Me Habiba Touré dit tout sur le retour de Laurent Gbagbo à Abidjan

 Laurent Gbagbo, ce qui motive réellement son  retour en Côte d'Ivoire
Par Jean Kelly Kouassi
Publié le 30 juillet 2020 à 16:52 | mis à jour le 30 juillet 2020 à 18:55

Acquitté il y a un peu plus d’un an des lourdes charges de crimes contre l’humanité et crimes de guerre par la CPI, Laurent Gbagbo est déterminé à regagner la Côte d’Ivoire.

Me Habiba Touré, avocate de Gbagbo: «Nous n’avons jamais été informés d’une quelconque condamnation à Abidjan»

Depuis l’assouplissement par la Chambre d’appel de la Cour pénale internationale, des mesures assorties à sa libération, l’ancien chef de l’État ivoirien multiplie les actions en vue de son retour en Côte d’Ivoire; pays qu’il a quitté il y a un peu plus de neuf ans en raison de ses démêlés avec la justice internationale.
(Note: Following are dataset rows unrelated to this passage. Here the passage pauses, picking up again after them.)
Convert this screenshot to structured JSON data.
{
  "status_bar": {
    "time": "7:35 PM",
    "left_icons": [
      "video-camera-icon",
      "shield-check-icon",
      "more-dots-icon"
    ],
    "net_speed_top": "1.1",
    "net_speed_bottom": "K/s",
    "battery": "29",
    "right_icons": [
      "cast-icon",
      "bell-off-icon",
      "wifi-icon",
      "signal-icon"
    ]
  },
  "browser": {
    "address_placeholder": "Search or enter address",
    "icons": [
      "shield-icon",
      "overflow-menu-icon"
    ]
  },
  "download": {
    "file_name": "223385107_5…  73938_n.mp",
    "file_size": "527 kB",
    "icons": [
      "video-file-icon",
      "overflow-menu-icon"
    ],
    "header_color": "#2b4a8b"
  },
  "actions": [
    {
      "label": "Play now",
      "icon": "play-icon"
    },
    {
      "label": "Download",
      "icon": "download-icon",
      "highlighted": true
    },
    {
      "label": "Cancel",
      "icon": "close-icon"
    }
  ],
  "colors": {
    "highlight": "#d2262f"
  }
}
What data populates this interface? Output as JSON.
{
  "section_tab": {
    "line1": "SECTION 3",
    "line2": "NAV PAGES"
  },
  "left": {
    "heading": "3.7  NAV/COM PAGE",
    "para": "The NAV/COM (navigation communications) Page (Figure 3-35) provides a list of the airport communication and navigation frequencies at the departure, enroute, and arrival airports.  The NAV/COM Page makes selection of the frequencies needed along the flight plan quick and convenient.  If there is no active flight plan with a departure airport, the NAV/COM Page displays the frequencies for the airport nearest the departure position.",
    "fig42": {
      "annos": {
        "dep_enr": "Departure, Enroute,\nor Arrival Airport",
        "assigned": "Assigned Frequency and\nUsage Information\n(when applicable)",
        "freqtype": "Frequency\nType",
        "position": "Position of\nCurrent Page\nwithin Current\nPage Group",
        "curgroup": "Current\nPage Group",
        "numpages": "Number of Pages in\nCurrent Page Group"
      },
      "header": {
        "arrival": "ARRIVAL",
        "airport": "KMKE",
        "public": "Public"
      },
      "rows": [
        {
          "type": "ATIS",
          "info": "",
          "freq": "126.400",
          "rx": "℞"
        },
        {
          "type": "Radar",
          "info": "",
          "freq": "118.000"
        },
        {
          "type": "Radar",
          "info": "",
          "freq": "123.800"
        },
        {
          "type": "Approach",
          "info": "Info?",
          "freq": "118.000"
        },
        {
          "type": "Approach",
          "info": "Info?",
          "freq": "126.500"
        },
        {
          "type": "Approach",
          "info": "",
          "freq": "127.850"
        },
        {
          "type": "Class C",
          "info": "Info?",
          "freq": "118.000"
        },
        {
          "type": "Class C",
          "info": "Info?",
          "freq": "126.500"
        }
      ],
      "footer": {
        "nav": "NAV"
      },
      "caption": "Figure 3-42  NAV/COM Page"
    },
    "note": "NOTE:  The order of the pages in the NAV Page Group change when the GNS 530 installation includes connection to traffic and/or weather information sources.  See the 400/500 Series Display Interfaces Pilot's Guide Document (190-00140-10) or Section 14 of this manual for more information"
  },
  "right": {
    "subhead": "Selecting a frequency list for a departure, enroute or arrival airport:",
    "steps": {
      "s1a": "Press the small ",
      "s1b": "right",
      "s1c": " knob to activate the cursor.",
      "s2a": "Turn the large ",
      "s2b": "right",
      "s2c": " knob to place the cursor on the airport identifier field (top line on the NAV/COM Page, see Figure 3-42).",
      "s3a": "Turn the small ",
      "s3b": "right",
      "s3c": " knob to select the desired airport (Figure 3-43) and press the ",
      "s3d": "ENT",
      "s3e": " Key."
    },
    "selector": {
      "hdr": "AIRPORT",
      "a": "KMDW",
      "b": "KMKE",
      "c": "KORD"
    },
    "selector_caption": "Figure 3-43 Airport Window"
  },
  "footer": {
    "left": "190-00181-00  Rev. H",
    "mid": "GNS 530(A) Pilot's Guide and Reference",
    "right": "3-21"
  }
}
Selon son avocate, Me Habiba Touré, Laurent Gbagbo a déposé, mardi 28 juillet, une demande pour l'établissement d'un passeport ou d'un laissez-passer auprès de l’ambassade de Côte d’Ivoire en Bruxelles. Le leader du FPI dit compter sur la bonne volonté des nouvelles autorités ivoiriennes pour que lui soient remis dans un délai raisonnable, ces documents administratifs qui lui permettront de retourner dans son pays, la Côte d’Ivoire.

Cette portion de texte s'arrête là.